London Olympic Stadium

Currently the stadium’s revamp is on hold as the building prepares to host the 2015 Rugby World Cup. Ahead of tomorrow’s test game between Barbarians and Samoa all lower stands were moved closer to the field. Photos from the works show how much closer will fans be moved during West Ham’s games.

London Olympic Stadium

All things considered, the final bowl is hardly optimal, especially with majority of fans being very far and those in retracted stands not even close to their experience at current Boleyn Ground. But this compromise was to be expected and it seems West Ham fans are well aware of what they will have to do with.

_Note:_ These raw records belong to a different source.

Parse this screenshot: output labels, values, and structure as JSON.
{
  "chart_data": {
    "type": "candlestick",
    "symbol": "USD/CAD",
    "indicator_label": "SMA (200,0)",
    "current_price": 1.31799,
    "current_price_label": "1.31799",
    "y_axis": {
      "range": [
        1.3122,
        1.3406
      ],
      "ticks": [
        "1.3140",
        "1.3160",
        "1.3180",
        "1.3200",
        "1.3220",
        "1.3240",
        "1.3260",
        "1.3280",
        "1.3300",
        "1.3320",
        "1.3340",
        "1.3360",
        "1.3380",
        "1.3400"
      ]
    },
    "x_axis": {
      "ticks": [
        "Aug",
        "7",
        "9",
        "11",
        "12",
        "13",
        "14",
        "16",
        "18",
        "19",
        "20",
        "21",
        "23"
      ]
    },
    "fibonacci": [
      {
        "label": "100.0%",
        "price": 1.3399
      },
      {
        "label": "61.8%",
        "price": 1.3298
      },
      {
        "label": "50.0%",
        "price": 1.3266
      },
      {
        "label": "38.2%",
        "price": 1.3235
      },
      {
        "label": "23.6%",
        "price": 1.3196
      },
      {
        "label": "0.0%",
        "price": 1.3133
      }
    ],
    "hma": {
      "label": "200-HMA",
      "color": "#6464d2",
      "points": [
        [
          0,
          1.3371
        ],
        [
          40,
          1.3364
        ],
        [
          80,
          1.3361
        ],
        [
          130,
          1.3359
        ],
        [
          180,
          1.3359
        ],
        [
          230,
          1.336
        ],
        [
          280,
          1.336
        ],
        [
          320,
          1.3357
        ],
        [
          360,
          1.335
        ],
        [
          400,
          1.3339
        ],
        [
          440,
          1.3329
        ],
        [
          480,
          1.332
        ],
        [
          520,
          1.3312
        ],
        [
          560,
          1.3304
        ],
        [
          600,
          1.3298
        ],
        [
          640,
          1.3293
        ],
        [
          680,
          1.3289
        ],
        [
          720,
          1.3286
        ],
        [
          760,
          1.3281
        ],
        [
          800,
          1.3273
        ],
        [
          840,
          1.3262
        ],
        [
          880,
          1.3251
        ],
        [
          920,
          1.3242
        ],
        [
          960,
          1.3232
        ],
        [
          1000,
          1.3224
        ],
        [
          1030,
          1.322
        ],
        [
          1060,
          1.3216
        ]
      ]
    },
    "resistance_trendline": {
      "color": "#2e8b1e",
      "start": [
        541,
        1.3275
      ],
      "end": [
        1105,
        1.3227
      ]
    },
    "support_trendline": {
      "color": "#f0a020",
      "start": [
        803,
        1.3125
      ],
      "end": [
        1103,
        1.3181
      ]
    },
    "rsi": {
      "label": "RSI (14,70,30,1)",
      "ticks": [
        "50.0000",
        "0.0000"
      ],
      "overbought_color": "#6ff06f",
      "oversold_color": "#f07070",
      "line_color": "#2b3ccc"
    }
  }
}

20,000 for vs. 23,000 against

With the above in mind, it seems the Hammers’ fans aren’t discouraged at all. To this day over 20,000 people signed up to join the priority list to make sure they get a season ticket for 2016/17. With this pace there should be no problem with selling out all season tickets planned for the stadium next year.

However, while West Ham can hope for sell-out crowds in their opening season, they also have to deal with huge opposition. Especially after the recent BBC documentary about WHU’s deal with LLDC the number of people concerned with the 99-year lease of Olympic Stadium is growing.

London Olympic Stadium

The opponents, primarily supporters of other London-based teams, have launched a petition on the Parliament’s website. It demands for public release of conditions on which Wets Ham acquired the stadium rights (currently confidential).

"We have no objection to West Ham United using the stadium. What we do object to is any club being handed an unfair advantage, and especially if that is at taxpayer expense. […] It’s also being suggested that the deal in place is good for the taxpayer. If that is the case, there should be no objection to letting the taxpayer see this for themselves.” said a spokesperson for the campaign.

At the time of writing, there are over 23,000 signatures and growing fast. As procedures guarantee, the Parliament needs to respond to the petition since it reached 10,000 signatures. If there are 100,000, the petition will be subject to official debate.